A multicenter randomized controlled trial: matrix-augmented bone marrow stimulation with a polyglycolic acid membrane with hyaluronan vs. microfracture alone in local femoral cartilage defects of the femoral condyles

Abstract

Aims and Objectives:Microfracture is the gold standard for the treatment of small localized chondral defects of the knee joint. There is evidence from animal studies that the augmentation of bone marrow stimulation by a matrix improves the quality of the repair tissue (matrix-augmented bone marrow stimulation = m-BMS). Aim of this randomized controlled trial was to examine the outcome of a matrix made of polyglycolic acid and hyaluronan in comparison to a conventional microfracture technique.Materials and Methods:In a randomized controlled trail (RCT) patients between 18-60 years with an articular femoral cartilage defect of 1-4 cm2 in the weight bearing area of the femoral condyles with indication for MF were enrolled and randomized to MF or m-BMS using a polyglycolic acid membrane with hyaluronan. Defect filling in MRI assessment at 12 weeks postoperatively was defined as primary outcome measure. MRI scans and follow up examinations including patient reported clinical outcome scores (VAS pain, KOOS, IKDC and SF-36) were performed at 12, 54 and 108 weeks after surgery.Results:There was no statistically significant difference between both groups in terms of defect filling assessed by MRI at 12, 54 and 108 weeks postoperatively. At 12 weeks there was a tendency towards higher degree of defect filling in the MF group when compared to the m-BMS group, whereas no difference was found after 54 and 108 weeks. The m-BMS group revealed superiority in terms of improvement over time in the KOOS subscales pain, knee-related symptoms, activity of daily living, sports and recreation and quality of life at 54 weeks and 108 weeks after treatment.Conclusion:This is the first RCT comparing m-BMS using a polyglycolic acid membrane with hyaluronan to any different treatment strategy in localized cartilage defects of any human joint.
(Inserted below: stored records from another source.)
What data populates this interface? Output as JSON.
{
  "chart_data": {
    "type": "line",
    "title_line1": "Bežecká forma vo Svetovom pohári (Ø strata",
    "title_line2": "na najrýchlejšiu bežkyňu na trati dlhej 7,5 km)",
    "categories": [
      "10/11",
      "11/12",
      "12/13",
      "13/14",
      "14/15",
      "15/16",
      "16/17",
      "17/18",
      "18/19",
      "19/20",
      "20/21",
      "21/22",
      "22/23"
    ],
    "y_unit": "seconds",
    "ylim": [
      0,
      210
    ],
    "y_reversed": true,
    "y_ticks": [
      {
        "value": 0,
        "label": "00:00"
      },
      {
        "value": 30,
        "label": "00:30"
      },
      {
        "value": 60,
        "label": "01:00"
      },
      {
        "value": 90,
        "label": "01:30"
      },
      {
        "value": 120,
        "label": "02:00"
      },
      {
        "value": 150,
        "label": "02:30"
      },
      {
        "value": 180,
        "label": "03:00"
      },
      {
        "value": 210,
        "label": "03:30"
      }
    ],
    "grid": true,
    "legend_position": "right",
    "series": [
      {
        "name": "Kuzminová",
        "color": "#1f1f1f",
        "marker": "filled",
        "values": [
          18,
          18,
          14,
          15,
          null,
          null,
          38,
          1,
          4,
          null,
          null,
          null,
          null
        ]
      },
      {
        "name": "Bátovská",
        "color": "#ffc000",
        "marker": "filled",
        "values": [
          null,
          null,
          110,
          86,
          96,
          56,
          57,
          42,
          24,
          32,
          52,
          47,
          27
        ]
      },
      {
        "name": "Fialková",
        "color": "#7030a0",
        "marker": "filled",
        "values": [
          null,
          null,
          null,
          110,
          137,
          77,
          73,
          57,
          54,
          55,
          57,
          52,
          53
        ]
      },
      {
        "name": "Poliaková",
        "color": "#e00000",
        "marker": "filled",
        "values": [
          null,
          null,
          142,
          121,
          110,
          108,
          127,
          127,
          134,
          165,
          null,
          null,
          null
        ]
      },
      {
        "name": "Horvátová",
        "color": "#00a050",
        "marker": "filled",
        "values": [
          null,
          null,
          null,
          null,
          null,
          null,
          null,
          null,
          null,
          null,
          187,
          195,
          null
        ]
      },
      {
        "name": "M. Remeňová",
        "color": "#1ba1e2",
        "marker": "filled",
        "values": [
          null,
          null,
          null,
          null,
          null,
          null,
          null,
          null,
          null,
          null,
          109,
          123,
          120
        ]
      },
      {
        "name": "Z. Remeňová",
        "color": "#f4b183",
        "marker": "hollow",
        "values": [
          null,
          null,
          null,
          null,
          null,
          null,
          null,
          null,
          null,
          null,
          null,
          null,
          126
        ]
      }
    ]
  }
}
The use of the Chondrotissue® membrane in m-BMS of cartilage defects has proven to be a safe procedure with side effects comparable to those of MF. There seems to be an accelerated formation of cartilage repair tissue after MF when compared to m-BMS at 12 weeks postoperatively, whereas at one and two years after treatment there was no difference concerning the quantity of repair tissue. The improvement in clinical outcome scores over time after m-BMS might be due to the formation of cartilage repair tissue of higher quality. Long term follow up studies including histological assessment are desirable for further investigation.